US President Barack Obama has reappointed Fran Ulmer as Chair of the US Arctic Research Commission (USARC). In two days, Ulmer will present Secretary of State John Kerry with a new report on the goals and objectives for the US Arctic Research Program.
– In response to rapid changes in the Arctic, scientific research should be expanded and focused on six major themes according to the “Report on the Goals and Objectives for Arctic Research 2015-2016 for the US Arctic Research Program”, a report released on Friday by the US Arctic Research Commission (USARC).
The Commission is an independent federal agency that was established in 1984 by the Arctic Research and Policy Act. The report is published biennially.
Environmental change & human health
Fran Ulmer, who recently was appointed to a second 4-year term as Chair of the USARC, will present Secretary of State John Kerry with the report on May 21 at the Department of State, which is hosting a reception in celebration of the U.S Chairmanship of the Arctic Council. Last year, in July, Kerry named Fran Ulmer “Special Advisor on the Arctic Science and Policy”.
According to USARC’s 2015-1016 report these six broad categories calls for greater research effort:
1. Observe, Understand, and Predict Arctic Environmental Change
2. Improve Arctic Human Health
3. Advance Knowledge of Arctic Natural Resources: A Focus on Renewable Energy
4. Advance the Arctic “Built Environment”
5. Explore Arctic Cultures and Community Resilience
6. Enhance International Scientific Cooperation in the Arctic
– We strive to be an effective link
– Dramatic changes in the Arctic environment, and the pace of resource development, combine to make it very important that public and private decision makers have access to relevant research, including timely and comprehensive information and a more thorough understanding of Arctic ecosystems, resources, and infrastructure challenges.

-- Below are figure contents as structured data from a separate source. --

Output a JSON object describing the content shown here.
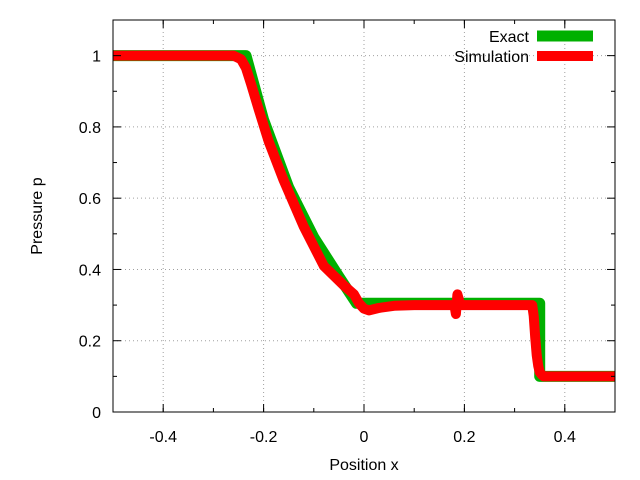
{
  "chart_data": {
    "type": "line",
    "title": "",
    "xlabel": "Position x",
    "ylabel": "Pressure p",
    "xlim": [
      -0.5,
      0.5
    ],
    "ylim": [
      0,
      1.1
    ],
    "xticks": [
      -0.4,
      -0.2,
      0,
      0.2,
      0.4
    ],
    "xtick_labels": [
      "-0.4",
      "-0.2",
      "0",
      "0.2",
      "0.4"
    ],
    "yticks": [
      0,
      0.2,
      0.4,
      0.6,
      0.8,
      1
    ],
    "ytick_labels": [
      "0",
      "0.2",
      "0.4",
      "0.6",
      "0.8",
      "1"
    ],
    "grid": true,
    "legend_position": "top-right",
    "series": [
      {
        "name": "Exact",
        "color": "#00b000",
        "x": [
          -0.5,
          -0.235,
          -0.2,
          -0.15,
          -0.1,
          -0.05,
          -0.015,
          0.0,
          0.1,
          0.2,
          0.3,
          0.35,
          0.35,
          0.4,
          0.5
        ],
        "y": [
          1.0,
          1.0,
          0.82,
          0.63,
          0.49,
          0.38,
          0.305,
          0.305,
          0.305,
          0.305,
          0.305,
          0.305,
          0.1,
          0.1,
          0.1
        ]
      },
      {
        "name": "Simulation",
        "color": "#ff0000",
        "x": [
          -0.5,
          -0.26,
          -0.245,
          -0.235,
          -0.225,
          -0.21,
          -0.19,
          -0.16,
          -0.12,
          -0.08,
          -0.04,
          -0.02,
          -0.01,
          0.0,
          0.01,
          0.03,
          0.06,
          0.1,
          0.15,
          0.18,
          0.183,
          0.186,
          0.19,
          0.193,
          0.196,
          0.2,
          0.25,
          0.3,
          0.335,
          0.338,
          0.341,
          0.344,
          0.347,
          0.35,
          0.354,
          0.358,
          0.365,
          0.4,
          0.5
        ],
        "y": [
          1.0,
          1.0,
          0.99,
          0.965,
          0.92,
          0.85,
          0.76,
          0.65,
          0.52,
          0.41,
          0.355,
          0.33,
          0.305,
          0.29,
          0.285,
          0.292,
          0.298,
          0.3,
          0.3,
          0.3,
          0.275,
          0.33,
          0.31,
          0.3,
          0.3,
          0.3,
          0.3,
          0.3,
          0.3,
          0.27,
          0.21,
          0.16,
          0.13,
          0.112,
          0.105,
          0.1,
          0.1,
          0.1,
          0.1
        ]
      }
    ]
  }
}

The Commission strives to be an effective link between the people who do the research and those who need the results, Ulmer said.

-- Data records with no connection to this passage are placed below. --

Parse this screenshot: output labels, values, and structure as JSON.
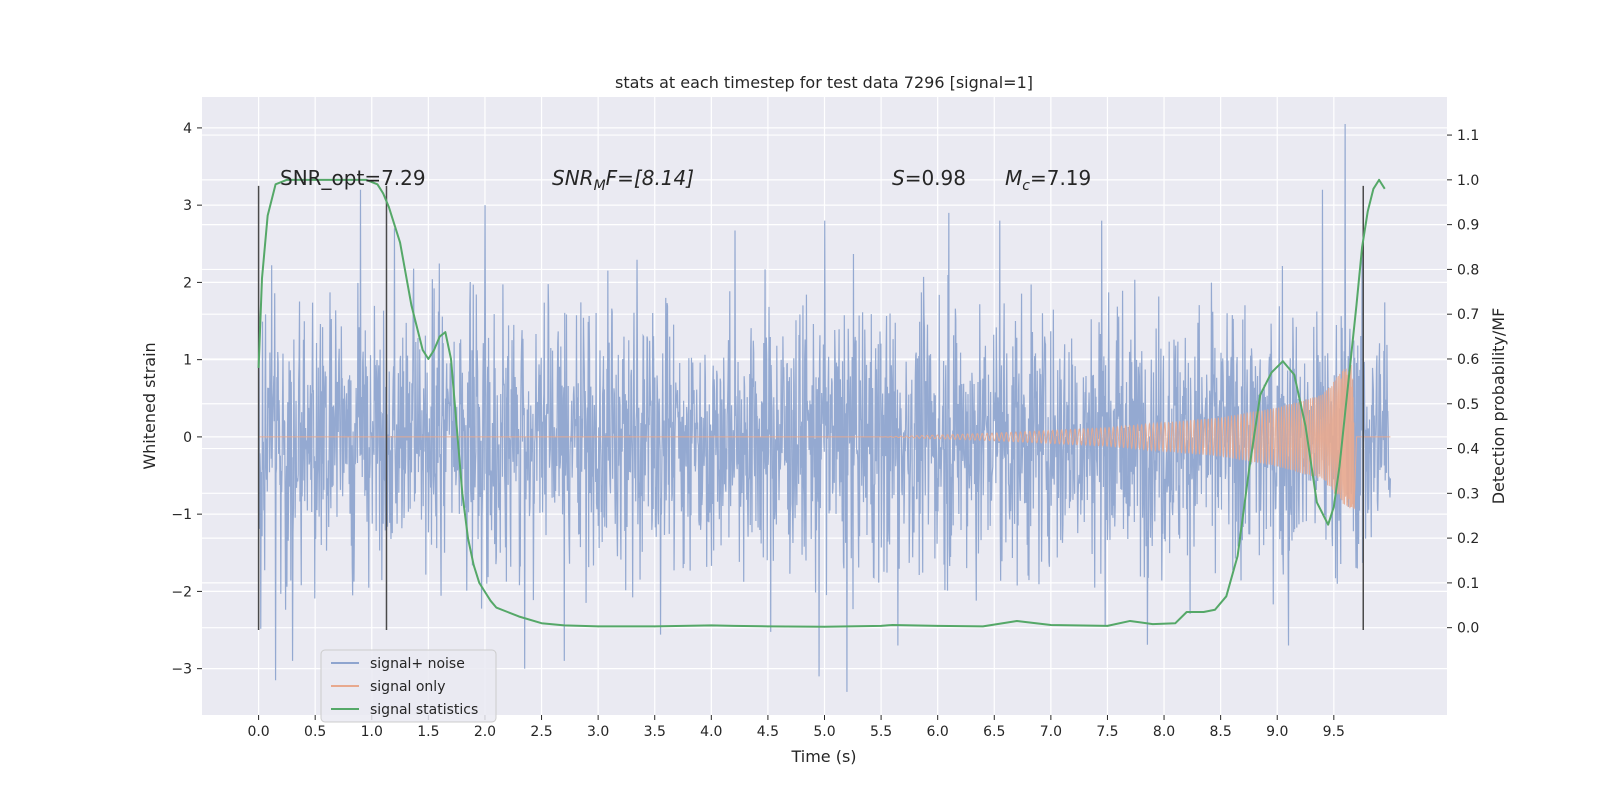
{
  "chart_data": {
    "type": "line",
    "title": "stats at each timestep for test data 7296 [signal=1]",
    "xlabel": "Time (s)",
    "ylabel": "Whitened strain",
    "y2label": "Detection probability/MF",
    "xlim": [
      -0.5,
      10.5
    ],
    "ylim": [
      -3.6,
      4.4
    ],
    "y2lim": [
      -0.195,
      1.185
    ],
    "x_ticks": [
      "0.0",
      "0.5",
      "1.0",
      "1.5",
      "2.0",
      "2.5",
      "3.0",
      "3.5",
      "4.0",
      "4.5",
      "5.0",
      "5.5",
      "6.0",
      "6.5",
      "7.0",
      "7.5",
      "8.0",
      "8.5",
      "9.0",
      "9.5"
    ],
    "y_ticks": [
      "−3",
      "−2",
      "−1",
      "0",
      "1",
      "2",
      "3",
      "4"
    ],
    "y2_ticks": [
      "0.0",
      "0.1",
      "0.2",
      "0.3",
      "0.4",
      "0.5",
      "0.6",
      "0.7",
      "0.8",
      "0.9",
      "1.0",
      "1.1"
    ],
    "grid": true,
    "annotations": {
      "snr_opt": "SNR_opt=7.29",
      "snr_mf_base": "SNR",
      "snr_mf_sub": "M",
      "snr_mf_rest": "F=[8.14]",
      "s_label": "S",
      "s_value": "=0.98",
      "mc_base": "M",
      "mc_sub": "c",
      "mc_value": "=7.19"
    },
    "vertical_markers": [
      {
        "x": 0.0,
        "ymin": -2.5,
        "ymax": 3.25
      },
      {
        "x": 1.13,
        "ymin": -2.5,
        "ymax": 3.25
      },
      {
        "x": 9.76,
        "ymin": -2.5,
        "ymax": 3.25
      }
    ],
    "series": [
      {
        "name": "signal+ noise",
        "color": "#8fa5cf",
        "axis": "left",
        "t_range": [
          0.0,
          10.0
        ],
        "typical_envelope": [
          -1.6,
          1.6
        ],
        "peaks": [
          {
            "x": 0.15,
            "y": 1.2
          },
          {
            "x": 0.9,
            "y": 3.2
          },
          {
            "x": 1.2,
            "y": 2.7
          },
          {
            "x": 2.0,
            "y": 3.0
          },
          {
            "x": 5.0,
            "y": 2.8
          },
          {
            "x": 6.1,
            "y": 2.9
          },
          {
            "x": 6.55,
            "y": 2.8
          },
          {
            "x": 7.45,
            "y": 2.8
          },
          {
            "x": 9.4,
            "y": 3.2
          },
          {
            "x": 9.6,
            "y": 4.05
          }
        ],
        "troughs": [
          {
            "x": 0.15,
            "y": -3.15
          },
          {
            "x": 0.3,
            "y": -2.9
          },
          {
            "x": 2.35,
            "y": -3.0
          },
          {
            "x": 2.7,
            "y": -2.9
          },
          {
            "x": 4.95,
            "y": -3.1
          },
          {
            "x": 5.2,
            "y": -3.3
          },
          {
            "x": 5.65,
            "y": -2.7
          },
          {
            "x": 9.1,
            "y": -2.7
          }
        ]
      },
      {
        "name": "signal only",
        "color": "#e8a98e",
        "axis": "left",
        "chirp_start": 5.5,
        "chirp_end": 9.68,
        "amplitude_points": [
          [
            5.5,
            0.0
          ],
          [
            6.5,
            0.05
          ],
          [
            7.5,
            0.12
          ],
          [
            8.5,
            0.25
          ],
          [
            9.0,
            0.38
          ],
          [
            9.4,
            0.55
          ],
          [
            9.6,
            0.9
          ],
          [
            9.68,
            0.95
          ],
          [
            9.7,
            0.0
          ]
        ]
      },
      {
        "name": "signal statistics",
        "color": "#55a868",
        "axis": "right",
        "x": [
          0.0,
          0.03,
          0.08,
          0.15,
          0.25,
          0.4,
          0.6,
          0.8,
          0.95,
          1.05,
          1.1,
          1.15,
          1.25,
          1.35,
          1.45,
          1.5,
          1.55,
          1.6,
          1.65,
          1.7,
          1.75,
          1.8,
          1.85,
          1.9,
          1.95,
          2.0,
          2.05,
          2.1,
          2.2,
          2.3,
          2.5,
          2.7,
          3.0,
          3.5,
          4.0,
          4.2,
          4.5,
          5.0,
          5.5,
          5.6,
          6.0,
          6.4,
          6.7,
          7.0,
          7.5,
          7.7,
          7.9,
          8.1,
          8.2,
          8.35,
          8.45,
          8.55,
          8.65,
          8.75,
          8.85,
          8.95,
          9.05,
          9.15,
          9.25,
          9.35,
          9.45,
          9.5,
          9.55,
          9.6,
          9.65,
          9.7,
          9.75,
          9.8,
          9.85,
          9.9,
          9.95
        ],
        "values": [
          0.58,
          0.78,
          0.92,
          0.99,
          1.0,
          1.0,
          1.0,
          1.0,
          1.0,
          0.99,
          0.97,
          0.94,
          0.86,
          0.72,
          0.62,
          0.6,
          0.62,
          0.65,
          0.66,
          0.6,
          0.45,
          0.3,
          0.2,
          0.14,
          0.1,
          0.08,
          0.06,
          0.045,
          0.035,
          0.025,
          0.01,
          0.005,
          0.003,
          0.003,
          0.005,
          0.004,
          0.003,
          0.002,
          0.004,
          0.006,
          0.004,
          0.003,
          0.015,
          0.006,
          0.004,
          0.015,
          0.008,
          0.01,
          0.035,
          0.035,
          0.04,
          0.07,
          0.16,
          0.35,
          0.52,
          0.57,
          0.595,
          0.565,
          0.45,
          0.28,
          0.23,
          0.27,
          0.36,
          0.48,
          0.6,
          0.72,
          0.85,
          0.93,
          0.98,
          1.0,
          0.98
        ]
      }
    ],
    "legend": {
      "position": "lower-left",
      "entries": [
        "signal+ noise",
        "signal only",
        "signal statistics"
      ]
    }
  }
}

– I am pleased to be reappointed to this commission, which has been contributing advice about the Arctic since it was created in 1984, Ulmer said.
In January, Ulmer participated at the Arctic Frontier conference in Tromsø, Norway. (Article in Norwegian)
As a special adviser on Arctic Science and Policy she advises on many issues, including the US Chairmanship of the Arctic Council. Last month US took over the two-year long chairmanship in the high-level intergovernmental forum from Canada.
Shape national Arctic Research Plan
Prior to Ulmer’s association with the USARC, Ulmer served on the National Commission on the BP Deepwater Hirizon Oil Spill and Offshore Drilling. She was also chancellor of the University of Alaska Anchorage, and served as Alaska’s Lieutenant Governor, an Alaska state representative and Mayor.
USARC’s mission is to develop and recommend US Arctic research policy to the President and to Congress, and to build cooperative links in Arctic research both within the federal government, with Arctic residents, the State of Alaska, researchers and international partners.
The Commission’s research goals help shape the national Arctic Research Plan. The most recent version of which was released by the White House in February, 2013. The Commission’s report will also inform the work of the Arctic Executive Steering Committee.